Dr. McClanahan’s first book, Dead Pledges: Debt, Crisis, and Twenty-First Century Culture, explores the connections between the 2008 economic recession and some of the U.S. cultural artifacts that responded to it. Dead Pledges analyses novels, poems, photographs, and films with attention to the cultural anxieties that accompany the latest drastic shifts in our economic system. Her assessment of U.S. horror film narratives particularly stands out as a stark lens on the ways in which economic risk both terrifies and lures people in, a concept familiar to those affected by the burst of the housing market bubble. Her consideration of the trope of the haunted house as a commentary on the very real danger of speculation and investment in an unstable housing market should strike home to any student currently experiencing a preponderance of loan debt. McClanahan’s positioning of the phrase “I’m in debt forever,” as a statement of resistance rather than an admission of defeat resonates for those of us watching the return on investment of a college degree dropping year after year.
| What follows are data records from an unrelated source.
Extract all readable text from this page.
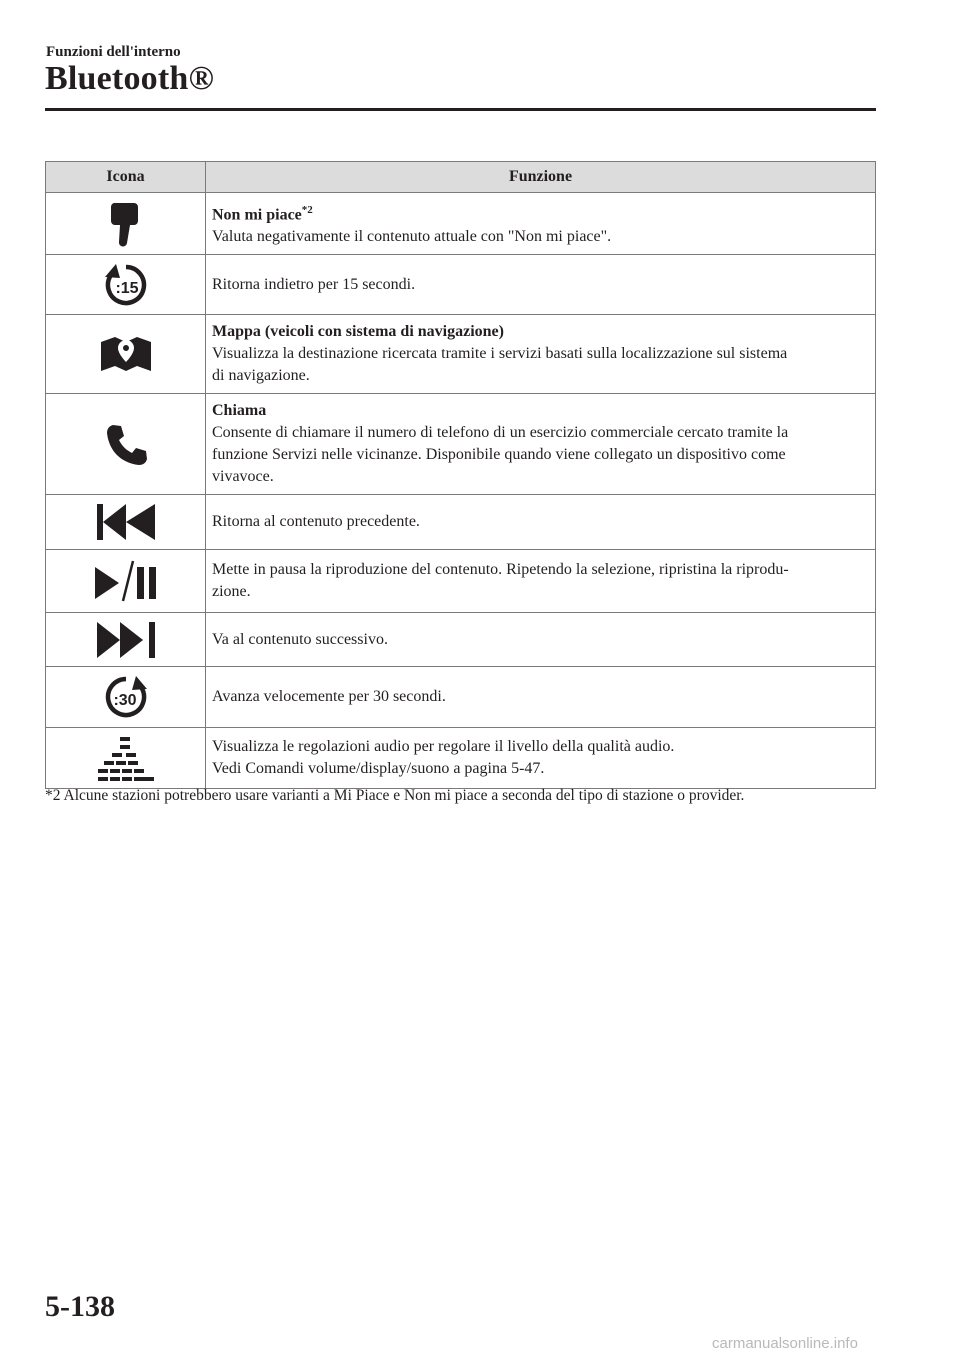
Funzioni dell'interno
Bluetooth®
Icona	Funzione

Non mi piace$^{*2}$
Valuta negativamente il contenuto attuale con "Non mi piace".

:15	Ritorna indietro per 15 secondi.

Mappa (veicoli con sistema di navigazione)
Visualizza la destinazione ricercata tramite i servizi basati sulla localizzazione sul sistema
di navigazione.

Chiama
Consente di chiamare il numero di telefono di un esercizio commerciale cercato tramite la
funzione Servizi nelle vicinanze. Disponibile quando viene collegato un dispositivo come
vivavoce.

Ritorna al contenuto precedente.

Mette in pausa la riproduzione del contenuto. Ripetendo la selezione, ripristina la riprodu-
zione.

Va al contenuto successivo.

:30	Avanza velocemente per 30 secondi.

Visualizza le regolazioni audio per regolare il livello della qualità audio.
Vedi Comandi volume/display/suono a pagina 5-47.
*2 Alcune stazioni potrebbero usare varianti a Mi Piace e Non mi piace a seconda del tipo di stazione o provider.
5-138
carmanualsonline.info
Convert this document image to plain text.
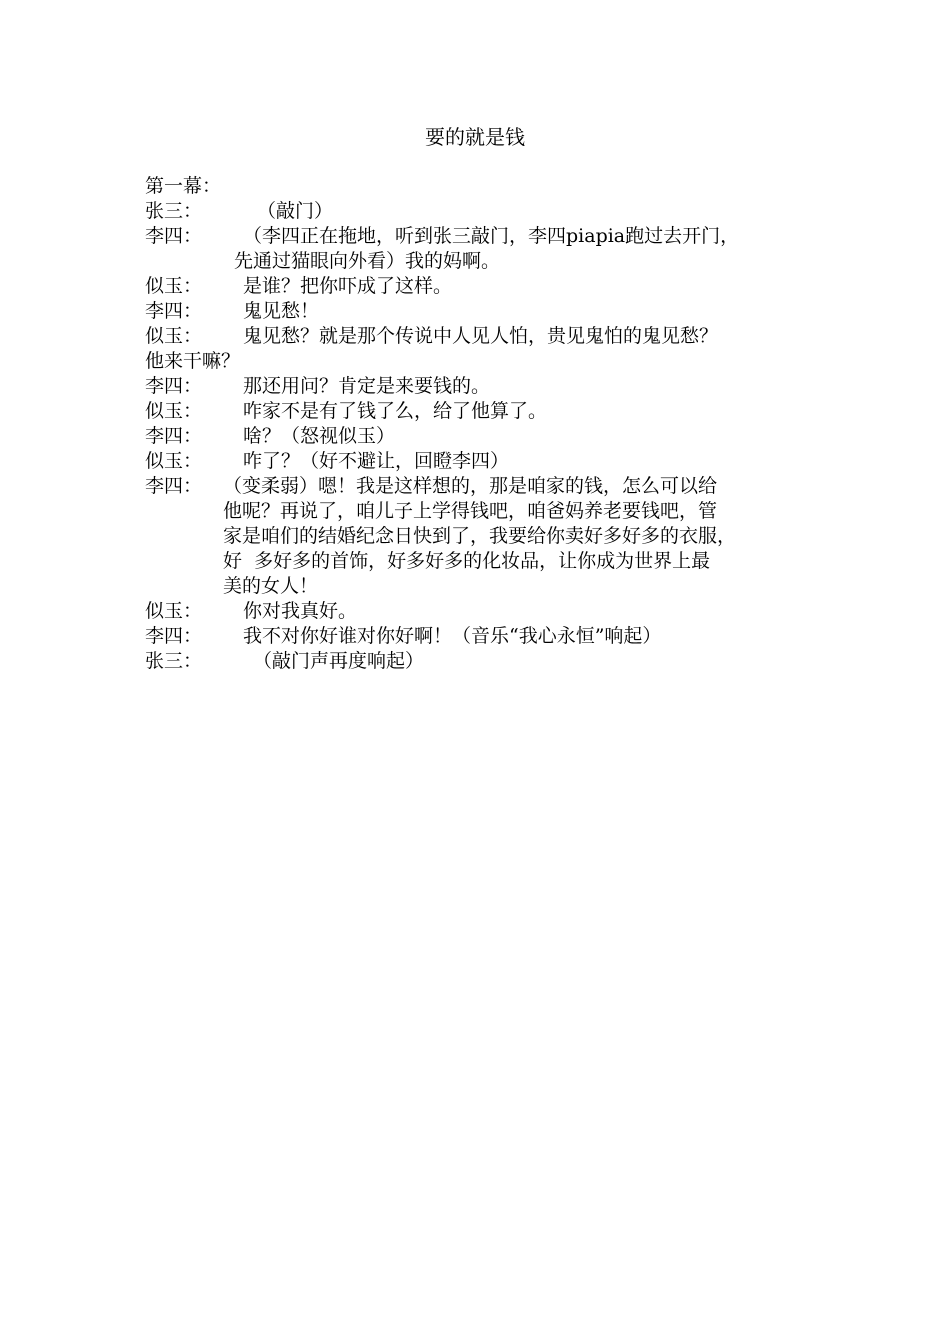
要的就是钱
第一幕：
张三：	（敲门）
李四： （李四正在拖地，听到张三敲门，李四piapia跑过去开门，
先通过猫眼向外看）我的妈啊。
似玉： 是谁？把你吓成了这样。
李四： 鬼见愁！
似玉： 鬼见愁？就是那个传说中人见人怕，贵见鬼怕的鬼见愁？
他来干嘛？
李四： 那还用问？肯定是来要钱的。
似玉： 咋家不是有了钱了么，给了他算了。
李四： 啥？（怒视似玉）
似玉： 咋了？（好不避让，回瞪李四）
李四： （变柔弱）嗯！我是这样想的，那是咱家的钱，怎么可以给
他呢？再说了，咱儿子上学得钱吧，咱爸妈养老要钱吧，管
家是咱们的结婚纪念日快到了，我要给你卖好多好多的衣服，
好  多好多的首饰，好多好多的化妆品，让你成为世界上最
美的女人！
似玉： 你对我真好。
李四： 我不对你好谁对你好啊！（音乐“我心永恒”响起）
张三：	（敲门声再度响起）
As the market’s continue to fluctuate under uncertain and volatile economic dictation, Dr. McClanahan’s talk will help us to grapple with some of the financial insecurities of this present moment. When record highs on the stock market are directly followed by record lows but most of us still derive no benefit from that process, the time comes to consider the social and personal implications of those money currents. Rather than speculating about the future of the markets, Humanities on the Edge encourages everyone to come and think about the human angles of the boom and bust cycle.

We hope to see you there.

Love and Respect,

Phill Howells

McClanahan, Annie. Dead Pledges: Debt, Crisis, and Twenty-First Century Culture. Stanford UP, 2017.